『月曜日の友達 1.2巻』阿部共実著 ある短い季節が放つ光

 繁華街にほど近い、ターミナル駅の地下街。の隅で、忘れ去られたように佇む喫茶店。の隅で、声を殺して泣いた。顔を上げると窓。の向こうの帰宅ラッシュに、気付かれないよう慌てて拭う。が、誰も気に留めていない模様。なので視線を落としページをめくり続行。ここはずいぶん居心地がいい。

 舞台は海しかない田舎町。中学一年生の水谷茜は、色恋沙汰に興味津々の級友たちについていけなかった。「なぜ、私はみんなみたいになれないんだろう」「どうやってみんな大人になったんだろう」。ある日の夜、家から飛び出し向かった夜の校庭で、水谷は一人の少年と出会う。同じクラスの月野透。

 彼は「俺は超能力が使える!」と豪語する変わった少年。この日を境に水谷と月野は毎週月曜日の夜、ここで会うことを約束する。月野の超能力の練習のために。

 個性的な絵と、作られたようなセリフ回しで(例えば「真実ならば許しがたい蛮行!」「なぜごろつきのお前たちのほうが私を異常扱いしてるんだ!」など)、最初はすこしぎょっとしたが、読み進めるにつれ、胸が痛くなる。

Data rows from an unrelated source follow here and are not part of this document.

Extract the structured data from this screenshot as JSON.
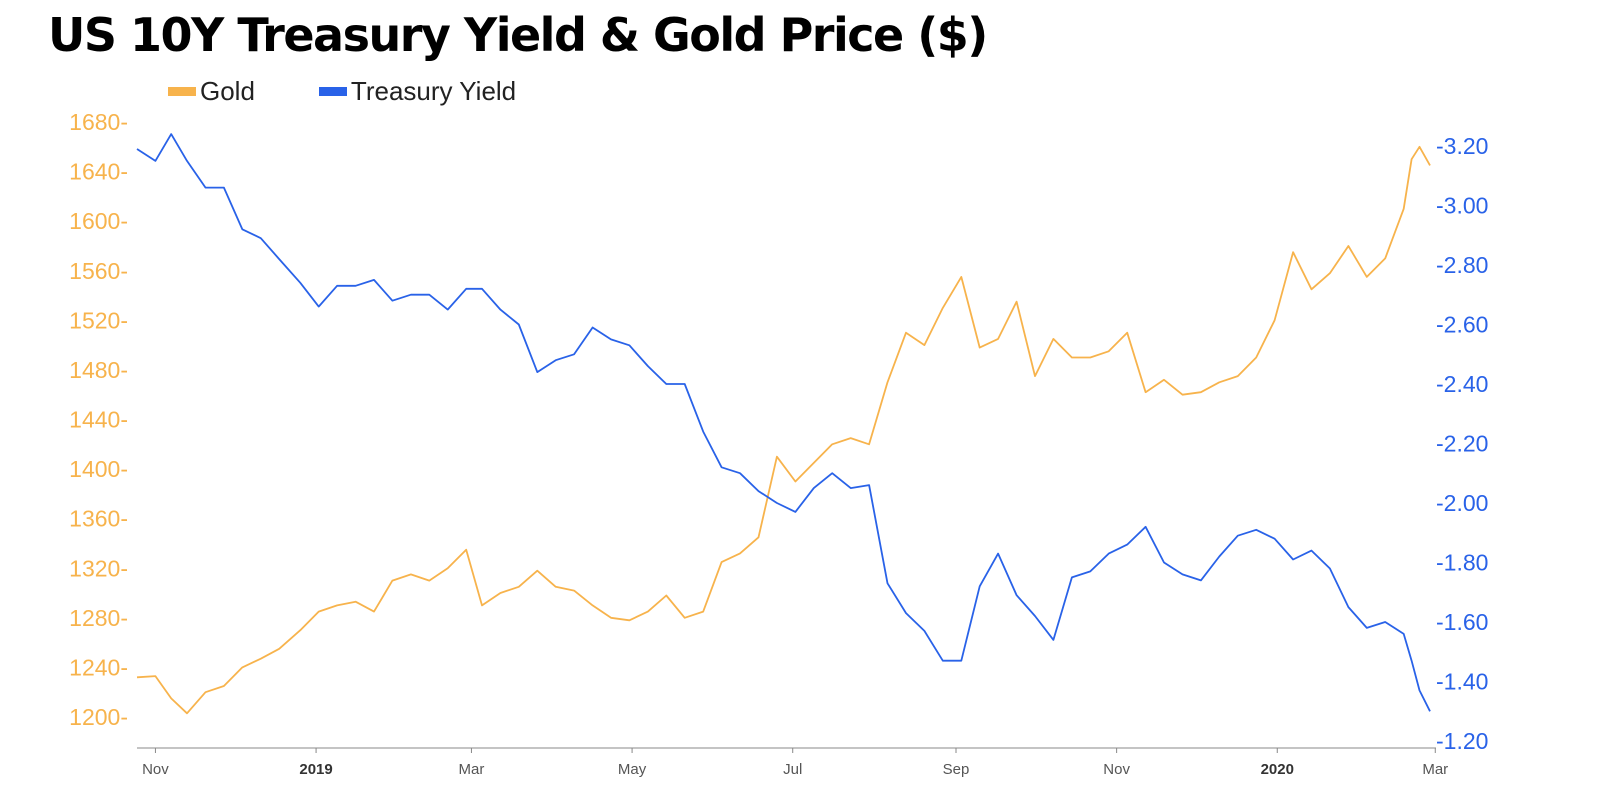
{
  "title": "US 10Y Treasury Yield & Gold Price ($)",
  "legend": [
    {
      "label": "Gold",
      "color": "#F7B34C"
    },
    {
      "label": "Treasury Yield",
      "color": "#2962E8"
    }
  ],
  "chart_data": {
    "type": "line",
    "title": "US 10Y Treasury Yield & Gold Price ($)",
    "x_axis": {
      "range": [
        "2018-10-25",
        "2020-02-28"
      ],
      "ticks": [
        {
          "date": "2018-11-01",
          "label": "Nov",
          "bold": false
        },
        {
          "date": "2019-01-01",
          "label": "2019",
          "bold": true
        },
        {
          "date": "2019-03-01",
          "label": "Mar",
          "bold": false
        },
        {
          "date": "2019-05-01",
          "label": "May",
          "bold": false
        },
        {
          "date": "2019-07-01",
          "label": "Jul",
          "bold": false
        },
        {
          "date": "2019-09-01",
          "label": "Sep",
          "bold": false
        },
        {
          "date": "2019-11-01",
          "label": "Nov",
          "bold": false
        },
        {
          "date": "2020-01-01",
          "label": "2020",
          "bold": true
        },
        {
          "date": "2020-03-01",
          "label": "Mar",
          "bold": false
        }
      ]
    },
    "y_left": {
      "range": [
        1190,
        1690
      ],
      "ticks": [
        1200,
        1240,
        1280,
        1320,
        1360,
        1400,
        1440,
        1480,
        1520,
        1560,
        1600,
        1640,
        1680
      ],
      "color": "#F7B34C"
    },
    "y_right": {
      "inverted": true,
      "range": [
        1.2,
        3.3
      ],
      "ticks": [
        "-1.20",
        "-1.40",
        "-1.60",
        "-1.80",
        "-2.00",
        "-2.20",
        "-2.40",
        "-2.60",
        "-2.80",
        "-3.00",
        "-3.20"
      ],
      "color": "#2962E8"
    },
    "series": [
      {
        "name": "Gold",
        "axis": "left",
        "color": "#F7B34C",
        "points": [
          [
            "2018-10-25",
            1232
          ],
          [
            "2018-11-01",
            1233
          ],
          [
            "2018-11-07",
            1215
          ],
          [
            "2018-11-13",
            1203
          ],
          [
            "2018-11-20",
            1220
          ],
          [
            "2018-11-27",
            1225
          ],
          [
            "2018-12-04",
            1240
          ],
          [
            "2018-12-11",
            1247
          ],
          [
            "2018-12-18",
            1255
          ],
          [
            "2018-12-26",
            1270
          ],
          [
            "2019-01-02",
            1285
          ],
          [
            "2019-01-09",
            1290
          ],
          [
            "2019-01-16",
            1293
          ],
          [
            "2019-01-23",
            1285
          ],
          [
            "2019-01-30",
            1310
          ],
          [
            "2019-02-06",
            1315
          ],
          [
            "2019-02-13",
            1310
          ],
          [
            "2019-02-20",
            1320
          ],
          [
            "2019-02-27",
            1335
          ],
          [
            "2019-03-05",
            1290
          ],
          [
            "2019-03-12",
            1300
          ],
          [
            "2019-03-19",
            1305
          ],
          [
            "2019-03-26",
            1318
          ],
          [
            "2019-04-02",
            1305
          ],
          [
            "2019-04-09",
            1302
          ],
          [
            "2019-04-16",
            1290
          ],
          [
            "2019-04-23",
            1280
          ],
          [
            "2019-04-30",
            1278
          ],
          [
            "2019-05-07",
            1285
          ],
          [
            "2019-05-14",
            1298
          ],
          [
            "2019-05-21",
            1280
          ],
          [
            "2019-05-28",
            1285
          ],
          [
            "2019-06-04",
            1325
          ],
          [
            "2019-06-11",
            1332
          ],
          [
            "2019-06-18",
            1345
          ],
          [
            "2019-06-25",
            1410
          ],
          [
            "2019-07-02",
            1390
          ],
          [
            "2019-07-09",
            1405
          ],
          [
            "2019-07-16",
            1420
          ],
          [
            "2019-07-23",
            1425
          ],
          [
            "2019-07-30",
            1420
          ],
          [
            "2019-08-06",
            1470
          ],
          [
            "2019-08-13",
            1510
          ],
          [
            "2019-08-20",
            1500
          ],
          [
            "2019-08-27",
            1530
          ],
          [
            "2019-09-03",
            1555
          ],
          [
            "2019-09-10",
            1498
          ],
          [
            "2019-09-17",
            1505
          ],
          [
            "2019-09-24",
            1535
          ],
          [
            "2019-10-01",
            1475
          ],
          [
            "2019-10-08",
            1505
          ],
          [
            "2019-10-15",
            1490
          ],
          [
            "2019-10-22",
            1490
          ],
          [
            "2019-10-29",
            1495
          ],
          [
            "2019-11-05",
            1510
          ],
          [
            "2019-11-12",
            1462
          ],
          [
            "2019-11-19",
            1472
          ],
          [
            "2019-11-26",
            1460
          ],
          [
            "2019-12-03",
            1462
          ],
          [
            "2019-12-10",
            1470
          ],
          [
            "2019-12-17",
            1475
          ],
          [
            "2019-12-24",
            1490
          ],
          [
            "2019-12-31",
            1520
          ],
          [
            "2020-01-07",
            1575
          ],
          [
            "2020-01-14",
            1545
          ],
          [
            "2020-01-21",
            1558
          ],
          [
            "2020-01-28",
            1580
          ],
          [
            "2020-02-04",
            1555
          ],
          [
            "2020-02-11",
            1570
          ],
          [
            "2020-02-18",
            1610
          ],
          [
            "2020-02-21",
            1650
          ],
          [
            "2020-02-24",
            1660
          ],
          [
            "2020-02-28",
            1645
          ]
        ]
      },
      {
        "name": "Treasury Yield",
        "axis": "right",
        "color": "#2962E8",
        "points": [
          [
            "2018-10-25",
            3.19
          ],
          [
            "2018-11-01",
            3.15
          ],
          [
            "2018-11-07",
            3.24
          ],
          [
            "2018-11-13",
            3.15
          ],
          [
            "2018-11-20",
            3.06
          ],
          [
            "2018-11-27",
            3.06
          ],
          [
            "2018-12-04",
            2.92
          ],
          [
            "2018-12-11",
            2.89
          ],
          [
            "2018-12-18",
            2.82
          ],
          [
            "2018-12-26",
            2.74
          ],
          [
            "2019-01-02",
            2.66
          ],
          [
            "2019-01-09",
            2.73
          ],
          [
            "2019-01-16",
            2.73
          ],
          [
            "2019-01-23",
            2.75
          ],
          [
            "2019-01-30",
            2.68
          ],
          [
            "2019-02-06",
            2.7
          ],
          [
            "2019-02-13",
            2.7
          ],
          [
            "2019-02-20",
            2.65
          ],
          [
            "2019-02-27",
            2.72
          ],
          [
            "2019-03-05",
            2.72
          ],
          [
            "2019-03-12",
            2.65
          ],
          [
            "2019-03-19",
            2.6
          ],
          [
            "2019-03-26",
            2.44
          ],
          [
            "2019-04-02",
            2.48
          ],
          [
            "2019-04-09",
            2.5
          ],
          [
            "2019-04-16",
            2.59
          ],
          [
            "2019-04-23",
            2.55
          ],
          [
            "2019-04-30",
            2.53
          ],
          [
            "2019-05-07",
            2.46
          ],
          [
            "2019-05-14",
            2.4
          ],
          [
            "2019-05-21",
            2.4
          ],
          [
            "2019-05-28",
            2.24
          ],
          [
            "2019-06-04",
            2.12
          ],
          [
            "2019-06-11",
            2.1
          ],
          [
            "2019-06-18",
            2.04
          ],
          [
            "2019-06-25",
            2.0
          ],
          [
            "2019-07-02",
            1.97
          ],
          [
            "2019-07-09",
            2.05
          ],
          [
            "2019-07-16",
            2.1
          ],
          [
            "2019-07-23",
            2.05
          ],
          [
            "2019-07-30",
            2.06
          ],
          [
            "2019-08-06",
            1.73
          ],
          [
            "2019-08-13",
            1.63
          ],
          [
            "2019-08-20",
            1.57
          ],
          [
            "2019-08-27",
            1.47
          ],
          [
            "2019-09-03",
            1.47
          ],
          [
            "2019-09-10",
            1.72
          ],
          [
            "2019-09-17",
            1.83
          ],
          [
            "2019-09-24",
            1.69
          ],
          [
            "2019-10-01",
            1.62
          ],
          [
            "2019-10-08",
            1.54
          ],
          [
            "2019-10-15",
            1.75
          ],
          [
            "2019-10-22",
            1.77
          ],
          [
            "2019-10-29",
            1.83
          ],
          [
            "2019-11-05",
            1.86
          ],
          [
            "2019-11-12",
            1.92
          ],
          [
            "2019-11-19",
            1.8
          ],
          [
            "2019-11-26",
            1.76
          ],
          [
            "2019-12-03",
            1.74
          ],
          [
            "2019-12-10",
            1.82
          ],
          [
            "2019-12-17",
            1.89
          ],
          [
            "2019-12-24",
            1.91
          ],
          [
            "2019-12-31",
            1.88
          ],
          [
            "2020-01-07",
            1.81
          ],
          [
            "2020-01-14",
            1.84
          ],
          [
            "2020-01-21",
            1.78
          ],
          [
            "2020-01-28",
            1.65
          ],
          [
            "2020-02-04",
            1.58
          ],
          [
            "2020-02-11",
            1.6
          ],
          [
            "2020-02-18",
            1.56
          ],
          [
            "2020-02-21",
            1.47
          ],
          [
            "2020-02-24",
            1.37
          ],
          [
            "2020-02-28",
            1.3
          ]
        ]
      }
    ]
  }
}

借りてきたような言葉と言葉の隙間にぽつんと転がる、少女と少年のまっすぐさが、胸を打つのだ。

「生まれてはじめて、友達ができたよ」。

 ある短い、ほんとうに短いある季節を描いたこの物語は、やはり短く2巻で完結する。水谷に月島、土森に日向(ひむかい)、時々当たる金ちゃん占いでお馴染み金石先輩に、火木(ひき)。みんな優しくて、みんないい子。みんな、みんなと出会えてよかったね。

 戻れない日々が、終わりの予感が、この瞬間を一層忘れられないものにする。眩さと切なさはよく似ている。